Uber—and every other ride-hail company and automaker—knew this was coming. Waymo began as the Google Self-Driving Car Project in 2009, the same year Uber was founded. Over the next decade, the company logged 7 billion miles in simulation and 10 million on public roads. It started public trials with Phoenix residents in 2017, and received approval from the Arizona transportation department to operate a commercial ride-hail service in the state this past January, promising a commercial service by the end of the year.

Waymo’s progress toward a driverless taxi service is even more striking compared to the roadblocks Uber hit this year. Uber grounded its self-driving fleets after one of its vehicles struck and killed a woman in Tempe, Arizona, in March. The company is only now preparing to resume autonomous testing in Pittsburgh, the New York Times reported (paywall) Dec. 5, and with significantly lower expectations. Cars that drove up to 55 miles per hour before the Tempe accident will now be capped at 25 mph. They also won’t operate at night or in wet conditions.

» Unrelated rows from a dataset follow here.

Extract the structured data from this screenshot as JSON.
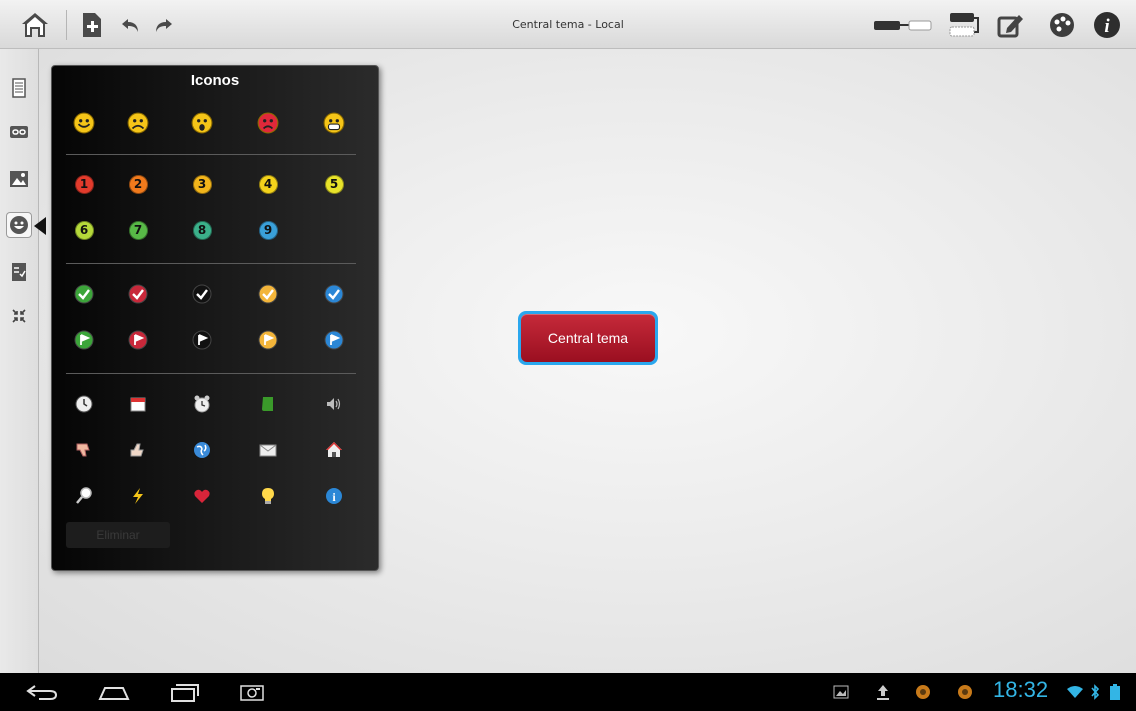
{
  "window": {
    "title": "Central tema - Local"
  },
  "panel": {
    "title": "Iconos",
    "delete_label": "Eliminar",
    "smileys": [
      "smiley-happy",
      "smiley-sad",
      "smiley-surprised",
      "smiley-angry",
      "smiley-grin"
    ],
    "numbers": [
      {
        "label": "1",
        "color": "#e23b2c"
      },
      {
        "label": "2",
        "color": "#f07a1c"
      },
      {
        "label": "3",
        "color": "#f2b51b"
      },
      {
        "label": "4",
        "color": "#f3d21b"
      },
      {
        "label": "5",
        "color": "#e8e32a"
      },
      {
        "label": "6",
        "color": "#b5d93a"
      },
      {
        "label": "7",
        "color": "#58b947"
      },
      {
        "label": "8",
        "color": "#3bb08a"
      },
      {
        "label": "9",
        "color": "#3aa0d9"
      }
    ],
    "checks": [
      "#3ca53a",
      "#c8283a",
      "#111111",
      "#f3b53a",
      "#2b87d6"
    ],
    "flags": [
      "#3ca53a",
      "#c8283a",
      "#111111",
      "#f3b53a",
      "#2b87d6"
    ],
    "misc": [
      "clock-icon",
      "calendar-icon",
      "alarm-icon",
      "book-icon",
      "speaker-icon",
      "thumbs-down-icon",
      "thumbs-up-icon",
      "globe-icon",
      "mail-icon",
      "home-icon",
      "magnifier-icon",
      "lightning-icon",
      "heart-icon",
      "lightbulb-icon",
      "info-icon"
    ]
  },
  "central_topic": {
    "label": "Central tema"
  },
  "status": {
    "time": "18:32"
  },
  "colors": {
    "accent": "#33b5e5",
    "topic_red": "#b21c2e",
    "topic_border": "#2aa7ee"
  }
}
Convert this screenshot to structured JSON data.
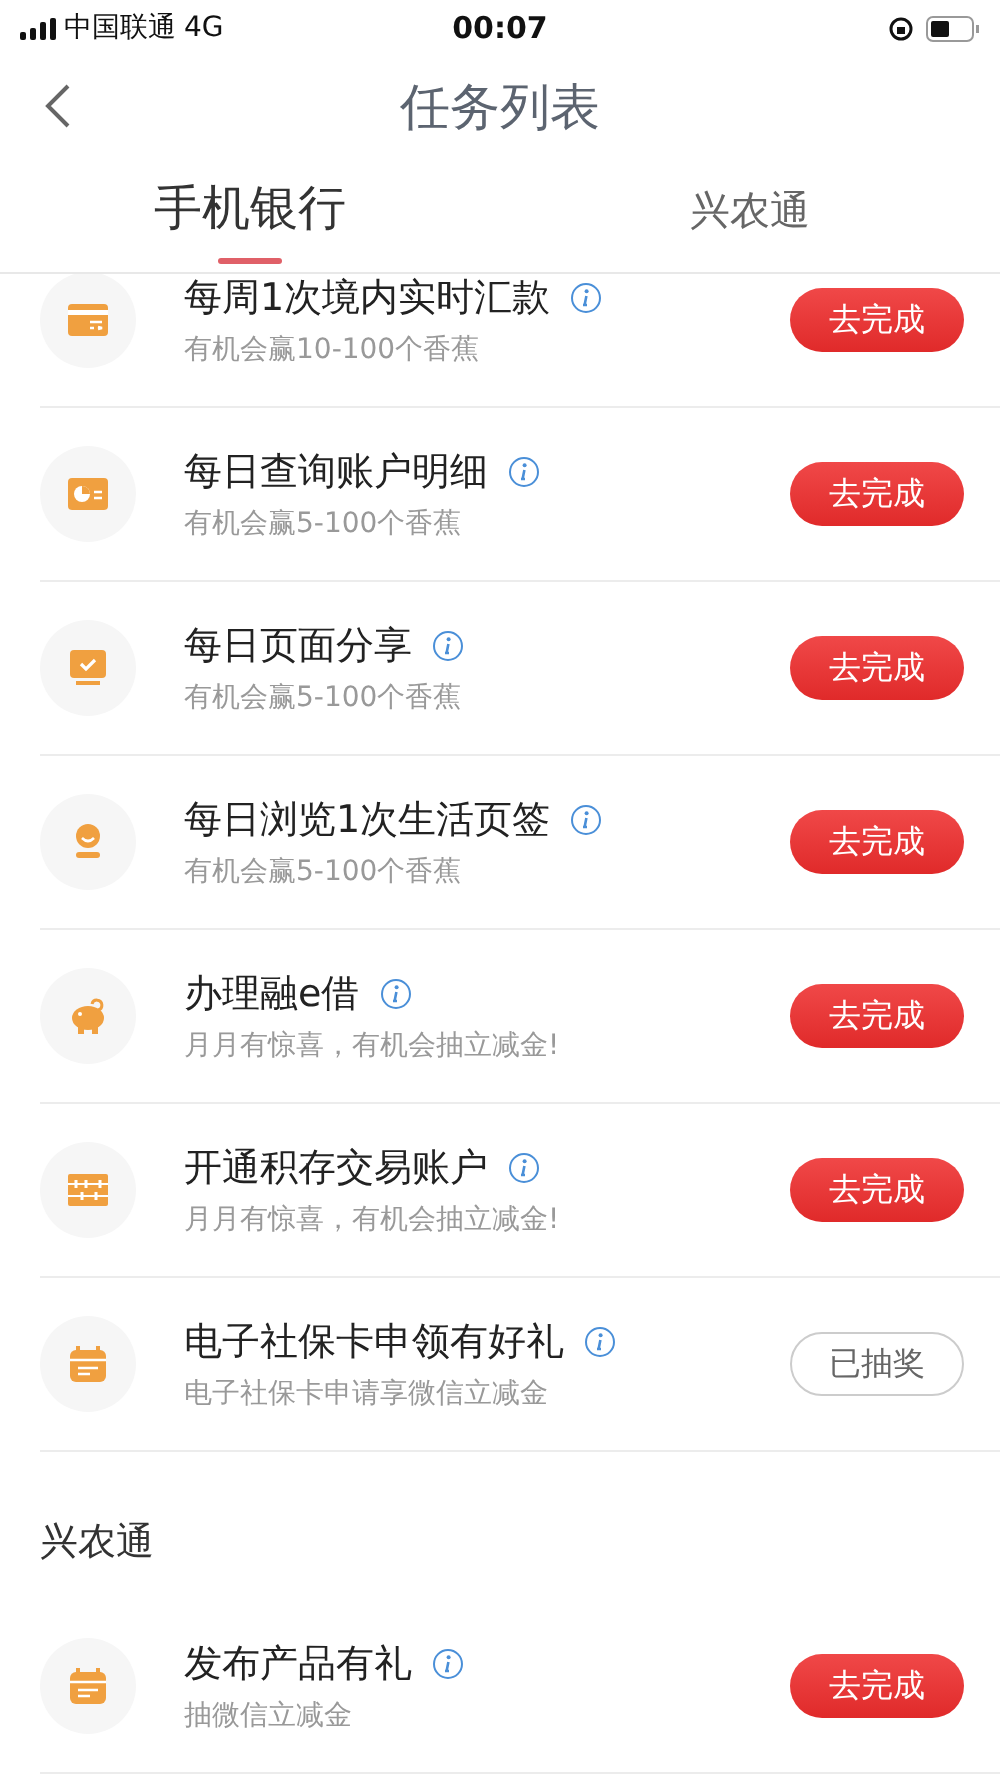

Waymo has also had its share of scrapes. Over the summer, one of the company’s safety drivers fell asleep on a highway outside of Mountain View, California, and inadvertently disabled the car’s self-driving software, causing it to crash into the highway median (paywall). More recently, a Waymo driver manually swerved to avoid a car in Mountain View and hit a motorcyclist, sending that person to the hospital. Waymo has reportedly started installing “fatigue” cameras (paywall) aimed at its safety drivers’ faces to monitor them for drowsiness.

Waymo One is similarly limited in scope. The program for now is only available to “hundreds” of riders who participated in Waymo’s free Phoenix test program in greater Phoenix, CEO John Krafcik said in a blog post. Its service area is roughly 100 square miles across the suburbs of Chandler, Mesa, Tempe, and Gilbert, with rides supervised by trained safety drivers.

Even with those caveats, Waymo One is a big step forward as Uber’s driverless efforts have taken a step or two backward. For a company that once declared driverless cars “basically existential” to its survival, that should be nothing short of alarming.